Mecz Australii z Francją miał dramatyczny przebieg. Po 90 minutach i dogrywce było 0:0. Zarządzono zatem rzuty karne, w których lepiej wypadły Australijki. W ich zespole doskonale spisywała się bramkarka Mackenzie Arnold, który obroniła trzy uderzenia rywalek. Sama też nie ustrzegła się błędu, nie wykorzystała karnego.
Decydującą o awansie do półfinału bramkę strzeliła Cortnee Vine.

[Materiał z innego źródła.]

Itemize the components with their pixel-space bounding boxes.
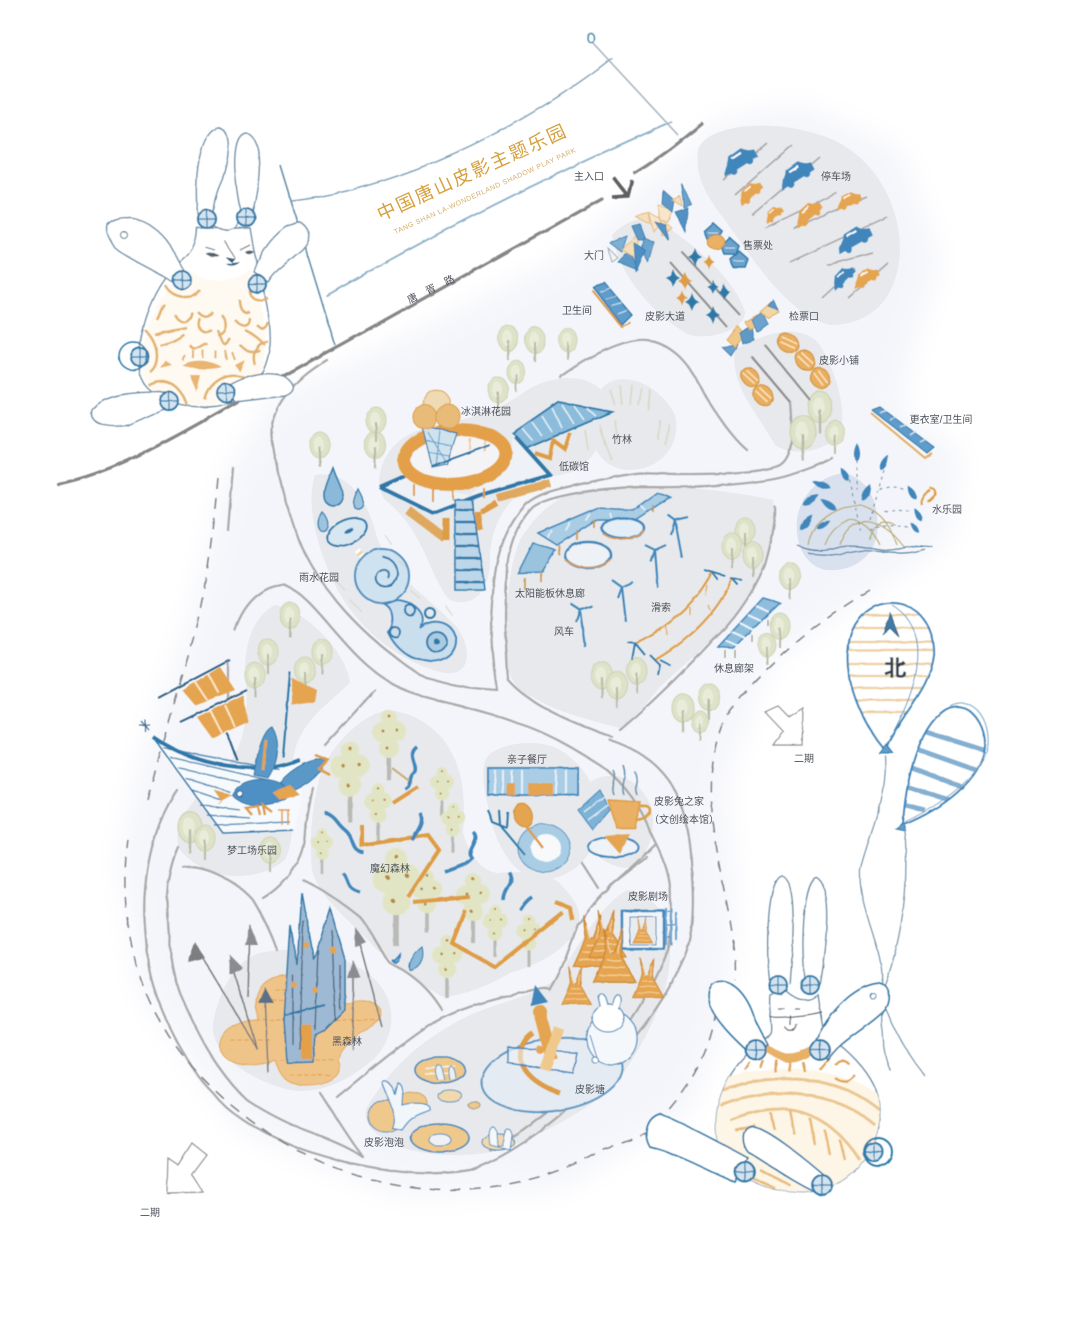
arms bbox=[709, 981, 768, 1055]
icon: rest pavilion bbox=[718, 598, 780, 658]
orange trail bbox=[362, 787, 572, 967]
zone: bubble pond bbox=[366, 890, 670, 1155]
balloon: north compass bbox=[840, 603, 940, 753]
arms bbox=[107, 218, 188, 282]
icon: souvenir shops bbox=[737, 330, 833, 409]
phase-two dashed boundary bbox=[125, 478, 870, 1190]
icon: toilet block bbox=[593, 282, 632, 327]
orange bunnies bbox=[573, 915, 614, 966]
label: souvenir shop: 皮影小铺 bbox=[819, 354, 859, 367]
icon: family restaurant bbox=[488, 768, 578, 872]
legs bbox=[646, 1114, 748, 1182]
joints bbox=[198, 210, 216, 228]
zone: bunny home bbox=[581, 776, 653, 868]
stairs bbox=[455, 500, 485, 590]
icon: bamboo grove bbox=[585, 385, 670, 460]
body bbox=[139, 228, 270, 407]
joints bbox=[769, 976, 787, 994]
label: water park: 水乐园 bbox=[932, 504, 962, 516]
balloon: striped bbox=[896, 703, 990, 831]
label: pavilion: 休息廊架 bbox=[714, 662, 754, 675]
rabbit top-left bbox=[92, 128, 309, 426]
face bbox=[205, 240, 250, 258]
scoops bbox=[424, 390, 450, 416]
main road bbox=[58, 124, 702, 484]
pale park ground bbox=[120, 105, 960, 1195]
label: toilet: 卫生间 bbox=[562, 304, 592, 317]
icon: main gate kites bbox=[608, 183, 692, 272]
icon: dark forest bbox=[188, 893, 382, 1085]
label: dark forest: 黑森林 bbox=[332, 1035, 362, 1048]
icon: main entrance arrow bbox=[612, 177, 632, 197]
label: phase two east: 二期 bbox=[794, 753, 814, 765]
ears bbox=[196, 128, 228, 222]
zone: solar bbox=[506, 486, 774, 728]
zone: bamboo bbox=[592, 379, 676, 470]
label: shadow avenue: 皮影大道 bbox=[645, 310, 685, 323]
balloon strings bbox=[860, 755, 925, 1076]
zone: water park bbox=[797, 473, 878, 570]
cone bbox=[422, 425, 457, 467]
zone: restaurant bbox=[483, 743, 600, 880]
icon: magic forest bbox=[311, 710, 572, 998]
road name: 唐胥路 bbox=[405, 268, 466, 306]
label: ice cream garden: 冰淇淋花园 bbox=[461, 405, 511, 418]
zone: avenue bbox=[612, 218, 745, 336]
legs bbox=[92, 392, 170, 426]
icon: changing room bbox=[871, 407, 934, 458]
label: solar gallery: 太阳能板休息廊 bbox=[515, 587, 585, 600]
pond bunny bbox=[587, 1011, 637, 1065]
icon: water park bbox=[797, 443, 935, 555]
zone: parking bbox=[697, 126, 900, 325]
icon: solar benches bbox=[518, 493, 670, 590]
label: windmill: 风车 bbox=[554, 625, 574, 638]
label: shadow pond: 皮影塘 bbox=[575, 1083, 605, 1096]
icon: bunny home teacup bbox=[578, 765, 650, 857]
label: ticket office: 售票处 bbox=[743, 239, 773, 252]
orange W sculpture bbox=[535, 433, 570, 458]
rabbit bottom-right bbox=[646, 876, 892, 1200]
label: main entrance: 主入口 bbox=[574, 171, 604, 183]
icon: zipline bbox=[627, 570, 742, 675]
body bbox=[716, 990, 880, 1192]
fork bbox=[488, 810, 525, 855]
ornaments bbox=[145, 280, 268, 405]
icon: ticket check gate bbox=[722, 300, 779, 356]
label: picture book hall: （文创绘本馆） bbox=[649, 813, 719, 826]
label: parking: 停车场 bbox=[821, 170, 851, 183]
icon: shadow theatre bbox=[561, 908, 676, 1004]
face bbox=[770, 1009, 822, 1030]
label: low carbon hall: 低碳馆 bbox=[559, 460, 589, 473]
icon: shadow avenue stars bbox=[666, 248, 740, 327]
icon: ice cream garden bbox=[380, 390, 612, 590]
arrow: phase two south-west bbox=[167, 1143, 207, 1193]
label: rain garden: 雨水花园 bbox=[299, 571, 339, 584]
label: shadow bubbles: 皮影泡泡 bbox=[364, 1136, 404, 1149]
title: park name: 中国唐山皮影主题乐园 bbox=[374, 120, 571, 225]
grey zone blobs bbox=[177, 126, 900, 1155]
label: bunny home: 皮影兔之家 bbox=[654, 795, 704, 808]
label: restaurant: 亲子餐厅 bbox=[507, 753, 547, 766]
zone: magic forest bbox=[311, 710, 579, 997]
label: zipline: 滑索 bbox=[651, 601, 671, 614]
zone: shops bbox=[734, 332, 842, 452]
zone: low carbon hall bbox=[379, 378, 607, 602]
label: changing room: 更衣室/卫生间 bbox=[910, 413, 972, 426]
label: phase two south: 二期 bbox=[140, 1207, 160, 1219]
ears bbox=[768, 876, 793, 985]
zone: dream works bbox=[177, 605, 350, 876]
label: main gate: 大门 bbox=[584, 249, 604, 262]
subtitle: english name: TANG SHAN LA-WONDERLAND SHADOW PLAY PARK bbox=[393, 147, 577, 236]
icon: wind turbines bbox=[570, 515, 688, 647]
arrow: phase two east bbox=[765, 706, 803, 745]
trees bbox=[178, 325, 844, 872]
icon: ticket booths bbox=[704, 223, 748, 267]
ring bbox=[402, 426, 508, 488]
banner: park name bbox=[280, 34, 678, 345]
label: ticket check: 检票口 bbox=[789, 310, 819, 323]
icon: shadow pond bbox=[477, 985, 637, 1121]
icon: rain garden bbox=[318, 468, 456, 661]
park paths bbox=[144, 340, 832, 1173]
castle bbox=[284, 893, 345, 1063]
label: dream works: 梦工场乐园 bbox=[227, 844, 277, 857]
orange walls bbox=[408, 510, 445, 538]
label: bamboo: 竹林 bbox=[612, 433, 632, 446]
icon: bubble craters bbox=[368, 1057, 514, 1152]
icon: dream ship bbox=[139, 660, 330, 833]
stilts bbox=[414, 438, 485, 502]
platform bbox=[380, 434, 550, 515]
zone: rain garden bbox=[312, 474, 467, 673]
zone: dark forest bbox=[213, 950, 391, 1091]
plate bbox=[518, 824, 570, 872]
flying fish bbox=[232, 779, 288, 805]
icon: parking lot bbox=[717, 143, 888, 298]
spears bbox=[195, 925, 382, 1073]
low carbon bridge bbox=[513, 402, 612, 448]
label: shadow theatre: 皮影剧场 bbox=[628, 890, 668, 903]
balloon: north compass: 北 bbox=[884, 656, 906, 681]
blue wiggles bbox=[405, 747, 417, 789]
spoon bbox=[510, 801, 536, 829]
label: magic forest: 魔幻森林 bbox=[370, 862, 410, 875]
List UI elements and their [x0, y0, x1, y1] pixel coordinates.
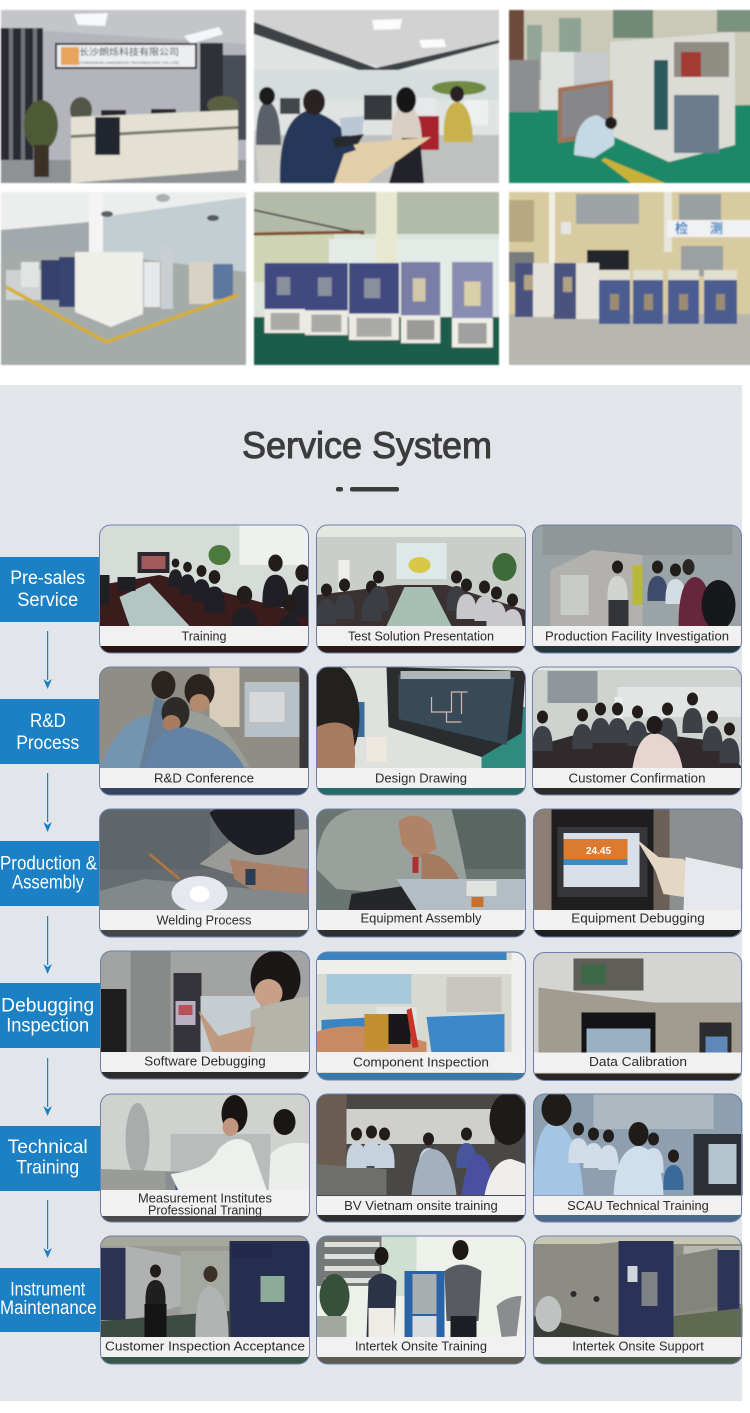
card: Welding Process: Welding Process: [156, 914, 252, 928]
card: Measurement Institutes Professional Training: Professional Traning: [148, 1204, 262, 1218]
process step labels: [0, 557, 101, 1332]
arrow 4: [43, 1058, 52, 1116]
step: Pre-sales Service: Pre-sales: [10, 568, 85, 589]
step: Technical Training: Training: [16, 1158, 79, 1178]
card: Component Inspection: Component Inspection: [353, 1056, 489, 1070]
card: Equipment Debugging: [534, 809, 742, 937]
process arrows: [43, 631, 52, 1258]
card: Intertek Onsite Support: Intertek Onsite Support: [572, 1340, 704, 1354]
step: Instrument Maintenance: Maintenance: [0, 1298, 97, 1319]
card: Customer Confirmation: [532, 667, 742, 795]
card: Test Solution Presentation: Test Solution Presentation: [348, 630, 494, 644]
card: Software Debugging: [100, 951, 310, 1079]
step: Debugging Inspection: Inspection: [6, 1016, 89, 1036]
card: R&D Conference: [100, 667, 308, 795]
card: Data Calibration: Data Calibration: [589, 1055, 687, 1069]
photo: factory aisle with chambers: [1, 192, 246, 365]
photo: five climate chambers: [254, 192, 499, 365]
step: Technical Training: [0, 1126, 101, 1191]
card: Equipment Assembly: Equipment Assembly: [360, 912, 482, 926]
step: Pre-sales Service: [0, 557, 100, 622]
card: Production Facility Investigation: Production Facility Investigation: [545, 630, 729, 644]
card: BV Vietnam onsite training: [316, 1093, 528, 1222]
card: Customer Confirmation: Customer Confirmation: [568, 772, 706, 786]
card: Intertek Onsite Training: Intertek Onsite Training: [355, 1340, 487, 1354]
panel: service system: [0, 385, 742, 1401]
step: Production & Assembly: Assembly: [12, 872, 84, 894]
photo: reception desk: 长沙朗烁科技有限公司: [79, 46, 179, 57]
card: SCAU Technical Training: [534, 1092, 742, 1222]
step: Instrument Maintenance: [0, 1268, 101, 1332]
card: Test Solution Presentation: [316, 525, 526, 653]
step: Debugging Inspection: [0, 983, 101, 1048]
arrow 3: [43, 916, 52, 974]
step: R&D Process: Process: [16, 733, 79, 754]
card: Training: Training: [182, 630, 227, 644]
card: Equipment Assembly: [316, 809, 526, 937]
card: R&D Conference: R&D Conference: [154, 772, 254, 786]
card: Production Facility Investigation: [532, 525, 742, 653]
step: Technical Training: Technical: [8, 1137, 88, 1158]
card: Intertek Onsite Support: [534, 1236, 742, 1364]
step: Production & Assembly: Production &: [0, 854, 97, 874]
card: Customer Inspection Acceptance: [100, 1236, 310, 1364]
card: BV Vietnam onsite training: BV Vietnam onsite training: [344, 1199, 498, 1213]
card: Equipment Debugging: Equipment Debugging: [571, 912, 705, 926]
card: Design Drawing: [306, 665, 526, 795]
photo: chambers outside building: [509, 192, 750, 365]
card: Component Inspection: [316, 952, 526, 1080]
photo: reception desk: CHANGSHA LANGSHUO TECHNOLOGY CO.,LTD: [79, 60, 179, 65]
step: R&D Process: [0, 699, 100, 764]
title divider: [336, 487, 399, 492]
step: Instrument Maintenance: Instrument: [10, 1280, 86, 1300]
title: Service System: [242, 425, 492, 466]
arrow 2: [43, 773, 52, 832]
card: Data Calibration: [534, 952, 742, 1080]
card: Intertek Onsite Training: [316, 1236, 526, 1364]
photo: office workers: [254, 10, 499, 183]
card: Design Drawing: Design Drawing: [375, 772, 467, 786]
card: Equipment Debugging: 24.45: [586, 846, 611, 857]
photo: chambers outside building: 检 测: [675, 221, 723, 236]
step: Production & Assembly: [0, 841, 100, 906]
card: Customer Inspection Acceptance: Customer Inspection Acceptance: [105, 1340, 305, 1354]
arrow 5: [43, 1200, 52, 1258]
card: SCAU Technical Training: SCAU Technical Training: [567, 1199, 709, 1213]
step: Pre-sales Service: Service: [17, 590, 78, 611]
card: Measurement Institutes Professional Training: [100, 1094, 310, 1222]
card: Software Debugging: Software Debugging: [144, 1054, 266, 1068]
photo grid: company and factory: [1, 10, 750, 365]
photo: reception desk: [1, 10, 246, 183]
card: Measurement Institutes Professional Training: Measurement Institutes: [138, 1192, 272, 1206]
step: Debugging Inspection: Debugging: [1, 996, 94, 1016]
card: Welding Process: [100, 805, 308, 937]
photo: technician at test chamber: [509, 10, 750, 183]
step: R&D Process: R&D: [30, 711, 66, 732]
card: Training: [100, 525, 316, 653]
arrow 1: [43, 631, 52, 689]
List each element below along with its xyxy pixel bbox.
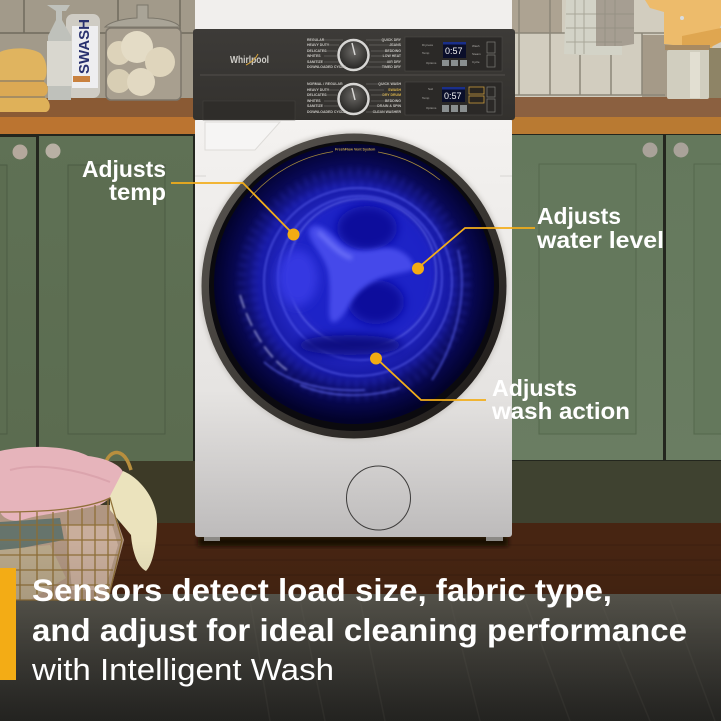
rug [0,594,721,721]
bottom display module: Temp [422,96,430,100]
door ring [202,134,506,438]
dial labels left [307,38,346,114]
brand logo: Whirlpool [230,55,269,66]
top display module [405,37,502,71]
callout: adjusts temp: Adjusts [82,156,166,182]
floor [0,523,721,595]
control panels [193,29,515,120]
drum back [290,201,434,345]
bottom display module: 0:57 [444,91,462,101]
callout: adjusts temp [82,156,300,240]
bottom display module: Soil [428,87,433,91]
dial labels left: REGULAR [307,38,325,42]
decor: hanging yellow shirt [645,0,721,50]
top display module: Dryness [422,43,434,47]
decor: towels [0,48,50,112]
washer door: FreshFlow Vent System [335,148,375,152]
front access panel circle [346,466,410,530]
accent bar [0,568,16,680]
bottom display module [405,82,502,115]
countertop [0,97,721,135]
dial labels left: DOWNLOADED CYCLE [307,110,346,114]
toe kick [0,461,721,524]
dial labels right: BEDDING [385,99,401,103]
dial labels right: AIR DRY [387,60,402,64]
wire mesh [0,498,122,600]
bottom display module: Options [426,106,437,110]
callout: adjusts water level: water level [536,227,664,253]
pink blanket [0,447,124,521]
cabinets [0,134,721,464]
dial labels right: LOW HEAT [383,54,402,58]
decor: hanging plaid shirt [564,0,634,55]
dial labels left: WHITES [307,54,321,58]
dial labels left: DELICATES [307,93,327,97]
dark pockets [278,206,404,355]
dial labels left: WHITES [307,99,321,103]
washer body [195,118,512,537]
dial labels right: DRY DRUM [382,93,401,97]
decor: ceramic canister [665,45,721,99]
dial labels right: TIMED DRY [382,65,402,69]
dial labels right: DRAIN & SPIN [377,104,401,108]
top display module: Cycle [472,60,480,64]
decor: glass jar with dryer balls [105,5,181,100]
basket handle [106,452,131,470]
bottom dial [338,84,368,114]
top display module: 0:57 [445,46,463,56]
top display module: Temp [422,51,430,55]
washer stack [195,0,512,541]
dial labels right: SWASH [388,88,401,92]
top display module: Wash [472,44,480,48]
washer feet [204,537,503,541]
callout: adjusts water level: Adjusts [537,203,621,229]
dial labels left: HEAVY DUTY [307,88,330,92]
dial labels right: BEDDING [385,49,401,53]
detergent drawer [205,122,280,150]
caption: Sensors detect load size, fabric type, [32,572,612,608]
baffle highlight [318,232,352,258]
dryer body [195,0,512,32]
laundry basket [0,447,157,600]
caption: and adjust for ideal cleaning performance [32,612,687,648]
decor: spray bottle and soap: SWASH [76,19,93,74]
dial labels left: NORMAL / REGULAR [307,82,343,86]
callout: adjusts wash action [370,352,630,424]
washer door [200,132,508,440]
dial labels right: JEANS [389,43,402,47]
drum rings [264,188,452,376]
dial labels right: QUICK WASH [378,82,401,86]
cream cloth [110,471,157,571]
dial labels left: DOWNLOADED CYCLE [307,65,346,69]
background: tiled backsplash [0,0,721,100]
dial labels right [373,38,402,114]
basket contents [0,505,124,600]
tri-lobe baffle [309,225,414,322]
door shadow [200,132,508,440]
top display module: Options [426,61,437,65]
dial labels left: SANITIZE [307,60,324,64]
caption [31,572,687,687]
caption: with Intelligent Wash [31,652,334,687]
bottom shading [0,540,721,721]
dial labels right: QUICK DRY [381,38,402,42]
callout: adjusts water level [412,203,664,274]
gold rim arcs [250,152,440,198]
bright lower-left streaks [240,250,462,395]
glass [214,144,494,424]
dial labels left: SANITIZE [307,104,324,108]
dial labels right: CLEAN WASHER [373,110,401,114]
callout: adjusts wash action: wash action [491,398,630,424]
dial labels left: DELICATES [307,49,327,53]
drum swirl streaks [242,172,466,396]
callout: adjusts wash action: Adjusts [492,375,577,401]
top dial [338,40,368,70]
decor: spray bottle and soap [47,5,100,100]
top display module: Steam [472,52,481,56]
dial labels left: HEAVY DUTY [307,43,330,47]
callout: adjusts temp: temp [109,179,166,205]
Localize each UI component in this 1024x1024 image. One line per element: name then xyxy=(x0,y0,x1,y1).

Posłała piłkę obok bramkarki Solene Durand w prawy dolny róg siatki, Francuzka była bez szans.
Francja, która chciała awansować do półfinału po raz drugi po 2011 roku, miała w tym spotkaniu znaczną przewagę w pierwszej połowie i dogrywce, ale kilku dogodnych okazji strzeleckich nie wykorzystała.
W drugim sobotnim spotkaniu Anglia wygrała 2:1 (1:1) z Kolumbią. Druga połowa spotkania została przedłużona przez sędziego o 8 minut.
Australia zmierzy się teraz z Anglią w środę w Sydney o miejsce w finale. Dzień wcześniej w pierwszym półfinale Hiszpania zagra w Auckland ze Szwecją.